Senate Majority Leader Harry Reid is so tired of Cruz and his objections already that he has denounced him to his face as a “schoolyard bully.” (To which Cruz shot back: “I wasn’t aware we were in a schoolyard.”)
Few people try to paint Ted Cruz as a lightweight – except the lightweights. Haters at the Daily Kos blog have risibly jeered he couldn’t be considered as qualified to be “pool boy.” Chris Matthews bashed Cruz as “another one of these well-educated right wingers like Pat Robertson. It’s like they flush out their high educations when they get out of school for political purposes.”

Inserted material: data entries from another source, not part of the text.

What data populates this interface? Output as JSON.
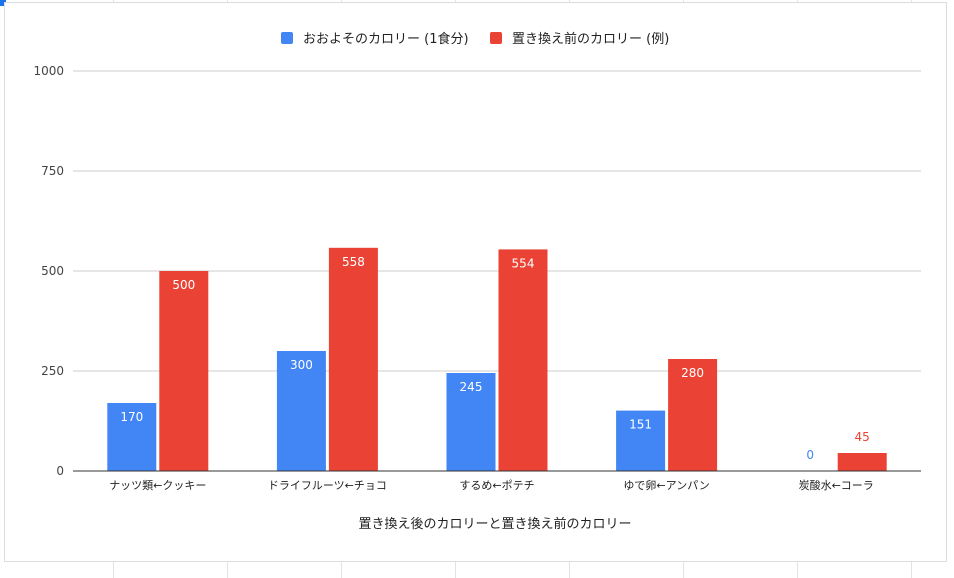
{
  "chart_data": {
    "type": "bar",
    "title": "",
    "xlabel": "置き換え後のカロリーと置き換え前のカロリー",
    "ylabel": "",
    "ylim": [
      0,
      1000
    ],
    "yticks": [
      0,
      250,
      500,
      750,
      1000
    ],
    "grid": true,
    "legend_position": "top",
    "categories": [
      "ナッツ類←クッキー",
      "ドライフルーツ←チョコ",
      "するめ←ポテチ",
      "ゆで卵←アンパン",
      "炭酸水←コーラ"
    ],
    "series": [
      {
        "name": "おおよそのカロリー (1食分)",
        "color": "#4285f4",
        "values": [
          170,
          300,
          245,
          151,
          0
        ]
      },
      {
        "name": "置き換え前のカロリー (例)",
        "color": "#ea4335",
        "values": [
          500,
          558,
          554,
          280,
          45
        ]
      }
    ]
  }
}
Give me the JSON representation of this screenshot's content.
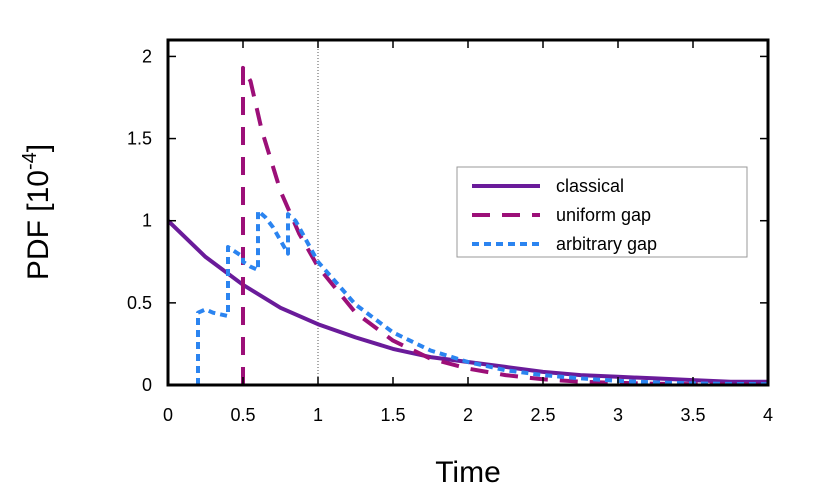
{
  "chart_data": {
    "type": "line",
    "xlabel": "Time",
    "ylabel": "PDF [10",
    "ylabel_sup": "-4",
    "ylabel_close": "]",
    "xlim": [
      0,
      4
    ],
    "ylim": [
      0,
      2.1
    ],
    "xticks": [
      0,
      0.5,
      1,
      1.5,
      2,
      2.5,
      3,
      3.5,
      4
    ],
    "xtick_labels": [
      "0",
      "0.5",
      "1",
      "1.5",
      "2",
      "2.5",
      "3",
      "3.5",
      "4"
    ],
    "yticks": [
      0,
      0.5,
      1,
      1.5,
      2
    ],
    "ytick_labels": [
      "0",
      "0.5",
      "1",
      "1.5",
      "2"
    ],
    "vline_x": 1,
    "grid": false,
    "legend_position": "right",
    "series": [
      {
        "name": "classical",
        "color": "#6a1b9a",
        "style": "solid",
        "x": [
          0,
          0.25,
          0.5,
          0.75,
          1,
          1.25,
          1.5,
          1.75,
          2,
          2.25,
          2.5,
          2.75,
          3,
          3.25,
          3.5,
          3.75,
          4
        ],
        "y": [
          1.0,
          0.78,
          0.61,
          0.47,
          0.37,
          0.29,
          0.22,
          0.17,
          0.14,
          0.11,
          0.08,
          0.06,
          0.05,
          0.04,
          0.03,
          0.02,
          0.02
        ]
      },
      {
        "name": "uniform gap",
        "color": "#9c0f78",
        "style": "dashed",
        "x": [
          0.5,
          0.5,
          0.55,
          0.625,
          0.75,
          0.875,
          1,
          1.25,
          1.5,
          1.75,
          2,
          2.25,
          2.5,
          2.75,
          3,
          3.25,
          3.5,
          3.75,
          4
        ],
        "y": [
          0,
          1.93,
          1.85,
          1.55,
          1.18,
          0.92,
          0.72,
          0.44,
          0.27,
          0.16,
          0.1,
          0.06,
          0.035,
          0.02,
          0.013,
          0.008,
          0.005,
          0.003,
          0.002
        ]
      },
      {
        "name": "arbitrary gap",
        "color": "#2b84f0",
        "style": "dotted",
        "x": [
          0.2,
          0.2,
          0.25,
          0.3,
          0.4,
          0.4,
          0.45,
          0.5,
          0.5,
          0.55,
          0.6,
          0.6,
          0.65,
          0.7,
          0.8,
          0.8,
          0.85,
          1,
          1.25,
          1.5,
          1.75,
          2,
          2.25,
          2.5,
          2.75,
          3,
          3.25,
          3.5,
          3.75,
          4
        ],
        "y": [
          0,
          0.44,
          0.46,
          0.44,
          0.42,
          0.84,
          0.81,
          0.78,
          0.75,
          0.72,
          0.7,
          1.06,
          1.02,
          0.96,
          0.8,
          1.04,
          1.0,
          0.75,
          0.49,
          0.32,
          0.21,
          0.14,
          0.09,
          0.06,
          0.04,
          0.025,
          0.016,
          0.01,
          0.007,
          0.005
        ]
      }
    ]
  }
}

David Letterman recently named Cruz as a “Stooge of the Night” for failing to vote Letterman’s way on gun control. But the segment was so listless and unfunny it almost made you miss that other gray-haired liberal guy with the glasses – remember that guy? – who did that “Worst Person in the World” segment.
It’s clear that Cruz’s intelligence is marking him for media harassment. Former Newsweek Washington bureau chief Evan Thomas spoke for the journalistic masses: “You need to watch this guy, because there are a lot of demagogues out there, but not that many who are that smart. He is really, really smart, and that makes him potentially dangerous.”
Liberals are far more comfortable with Republican leaders they can define as dimwits – like that Harvard MBA, George W. Bush. They champion liberal politicians with mediocre college grades like Al Gore with honorifics, such as “The Thinking Man’s Thinking Man.” Ted Cruz upsets their liberals-are-smarter apple cart.
The media’s Republicans In Name Only aren’t fans, either. The New York Times columnist David Brooks – the pseudo-conservative who fraudulently purports to represent the Right on both PBS and NPR – declared that when you mention Cruz to other senators, “you just get titanic oceans of eye-rolling, because you’re a freshman, you don’t go in and take over hearings.” Cruz is supposed to go along to get along, learn his place, “grow in office” and join the establishment. Brooks strangely added: “It doesn’t help that he has a face that looks a little like Joe McCarthy actually.”
Liberals have repeatedly linked Cruz to McCarthy after the New Yorker savaged Cruz because he said in a 2010 speech to a conservative crowd that Barack Obama “would have made a perfect president of Harvard Law School” because “there were fewer declared Republicans in the faculty when we were there than communists! There was one Republican. But there were 12 who would say they were Marxists.”
The New Yorker’s star witness against Cruz was “Republican” Harvard Law professor Charles Fried, who claimed he was one of four “out” Republicans on staff. Fried is an Obama supporter who recently donated $250 to elect liberal Senator Elizabeth Warren.
Despite the media harassment, Ted Cruz is kicking tail and taking names. The Washington Post notes that his reaction to all the criticism can be summed up as “Lovin’ it!” He is one member of Congress I’d like every other Republican to emulate. How crazy could that make the media elite?